What is Tay-Sachs disease?

Tay-Sachs disease (the most severe form of Hexosaminidase A deficiency) is a progressive, fatal genetic condition that affects the nerve cells in the brain. People with Tay-Sachs lack a specific protein (enzyme) called hexosaminidase A. This enzyme deficiency causes a fatty substance, GM2 ganglioside, to build up in the brain. It is this accumulation that causes the symptoms of Tay-Sachs.

What causes Tay-Sachs disease?

All people have two copies of the Tay-Sachs gene (HEXA). Tay-Sachs occurs when neither of a person's HEXA genes is working properly because of a mutation (harmful change). If a person has one working copy of the HEXA gene and the other copy has a mutation in it, he/she is called a "carrier." Carriers don't show symptoms but when two carriers have children together each child (boy or girl) will have a 25% (1/4) chance of developing Tay-Sachs. If only one parent passes on the defective gene to the child (50% chance in each pregnancy), the child will not develop the disease but will be a carrier and have the potential to pass the disease on to his or her children.

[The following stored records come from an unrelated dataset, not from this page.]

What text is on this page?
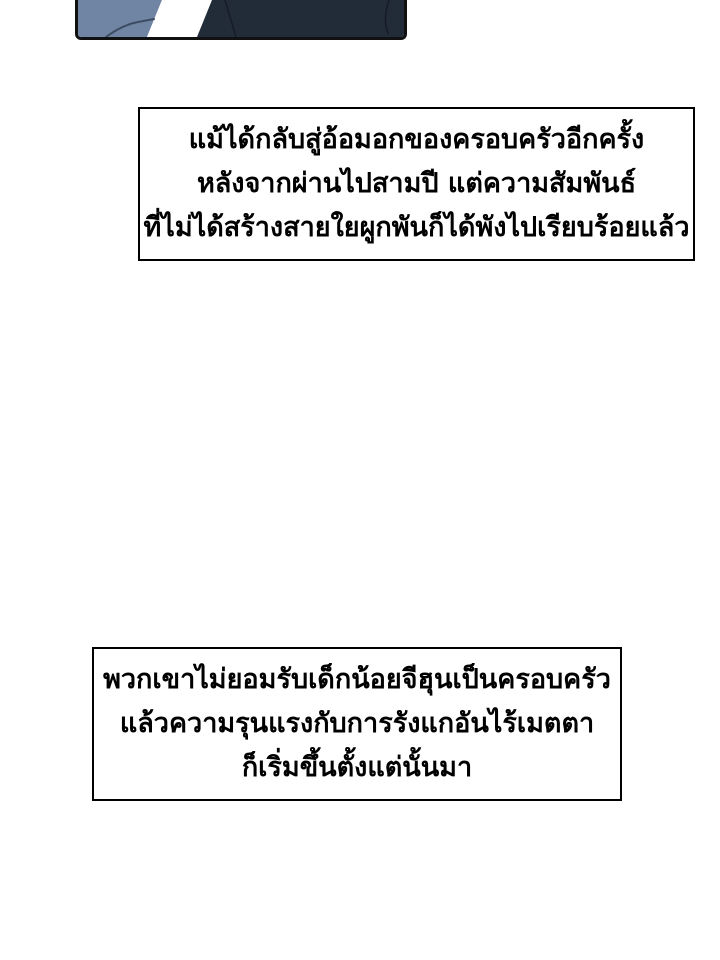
แม้ได้กลับสู่อ้อมอกของครอบครัวอีกครั้ง
หลังจากผ่านไปสามปี แต่ความสัมพันธ์
ที่ไม่ได้สร้างสายใยผูกพันก็ได้พังไปเรียบร้อยแล้ว
พวกเขาไม่ยอมรับเด็กน้อยจีฮุนเป็นครอบครัว
แล้วความรุนแรงกับการรังแกอันไร้เมตตา
ก็เริ่มขึ้นตั้งแต่นั้นมา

Although anyone can be a carrier of Tay-Sachs disease, the disease is much more common among people of Ashkenazi (Eastern European) Jewish descent. One in every 30 people of Ashkenazi Jewish descent is a carrier. Other populations with as many (or more) carriers include French Canadians, Cajuns (from Louisiana) and Old Order Amish in Pennsylvania. Some studies state that people of Irish ancestry have a 1 in 50 chance of being a carrier. Around 1 in every 300 people who are not of these backgrounds is a carrier for Tay-Sachs.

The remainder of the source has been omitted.